Этот пруд действительно был центром притяжения. Круглый. С бьющими родниками. Темный. По весне все мужики с округи хором чистили один из его берегов сетями и засыпали свежепривезенным на КамАЗе песком. Другой же берег был затянут ряской и прятался за плакучими ивами. Солнечный берег был усыпан многочисленными загорающими телами и резвящейся на мелководье ребятней. Теневой – манил прохладой и свежим ветром.
Ходили мы с сестрой к этому чуду рук человеческих нечасто – бабуля с дедулей на дачу приезжали ради «заготовок на зиму». Весь день – полив, прополка, подвязка, сбор урожая… Нам же доставалось свободное времяпровождение. Счастливое детство. Но хотелось-то большего, а пруд так и тянул.
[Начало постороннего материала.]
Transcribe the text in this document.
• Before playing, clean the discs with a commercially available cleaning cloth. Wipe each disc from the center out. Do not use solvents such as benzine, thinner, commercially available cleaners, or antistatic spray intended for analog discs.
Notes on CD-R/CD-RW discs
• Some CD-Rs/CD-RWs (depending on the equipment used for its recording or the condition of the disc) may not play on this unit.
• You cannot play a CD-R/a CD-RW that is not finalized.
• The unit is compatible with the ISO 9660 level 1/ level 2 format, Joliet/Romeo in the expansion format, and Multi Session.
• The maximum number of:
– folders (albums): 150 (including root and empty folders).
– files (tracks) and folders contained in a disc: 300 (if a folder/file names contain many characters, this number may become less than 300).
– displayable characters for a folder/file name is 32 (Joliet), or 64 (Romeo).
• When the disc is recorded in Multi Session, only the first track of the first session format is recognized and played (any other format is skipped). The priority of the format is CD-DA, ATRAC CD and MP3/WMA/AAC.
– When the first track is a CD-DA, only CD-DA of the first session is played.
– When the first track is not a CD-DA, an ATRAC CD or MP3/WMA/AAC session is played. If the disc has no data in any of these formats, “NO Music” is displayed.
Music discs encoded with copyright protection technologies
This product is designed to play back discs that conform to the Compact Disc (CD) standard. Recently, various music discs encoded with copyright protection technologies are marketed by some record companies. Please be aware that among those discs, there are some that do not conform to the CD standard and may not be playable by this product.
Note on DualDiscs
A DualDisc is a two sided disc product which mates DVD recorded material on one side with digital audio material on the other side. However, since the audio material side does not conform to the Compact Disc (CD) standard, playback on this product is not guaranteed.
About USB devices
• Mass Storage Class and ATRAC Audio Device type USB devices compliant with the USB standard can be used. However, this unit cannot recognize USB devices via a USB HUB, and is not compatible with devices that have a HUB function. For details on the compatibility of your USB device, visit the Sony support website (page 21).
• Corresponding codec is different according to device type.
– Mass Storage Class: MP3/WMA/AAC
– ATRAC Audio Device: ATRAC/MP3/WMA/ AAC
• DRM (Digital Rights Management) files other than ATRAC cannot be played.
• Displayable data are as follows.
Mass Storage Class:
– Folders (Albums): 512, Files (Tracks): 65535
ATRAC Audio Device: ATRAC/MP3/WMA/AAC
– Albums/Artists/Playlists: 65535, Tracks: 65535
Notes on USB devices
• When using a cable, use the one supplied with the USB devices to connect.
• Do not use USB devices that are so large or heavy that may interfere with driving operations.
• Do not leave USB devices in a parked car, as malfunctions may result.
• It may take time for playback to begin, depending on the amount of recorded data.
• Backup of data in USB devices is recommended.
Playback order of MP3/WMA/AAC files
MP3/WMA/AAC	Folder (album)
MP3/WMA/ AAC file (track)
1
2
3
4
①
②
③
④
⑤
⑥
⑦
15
Вот и отправились мы как-то без спросу к его переливчатой на солнце поверхности, запаху родниковой воды, бьющей ключом в лесных зарослях, в десятке метров от пруда, манящему, слившемуся в единый хор детскому веселому визгу. Нет-нет, купаться мы с сестрой не собирались. Только постоять и посмотреть на все это великолепие. Окунуться с головой во всю эту какофонию. Вдохнуть полной грудью свой побег.
Когда спускались по почти отвесной тропинке, я скользила в своих шлепанцах по сырой земле, цепляясь руками за крапиву – как назло вокруг этой дорожки больше ничего не росло. Сестра преодолела крутой спуск более быстро, в силу своего старшинства и спортивности, и, подначивая меня, в нетерпении переминалась с ноги на ногу внизу. Когда и я перевела дух, мы обе удивленно посмотрели друг на друга.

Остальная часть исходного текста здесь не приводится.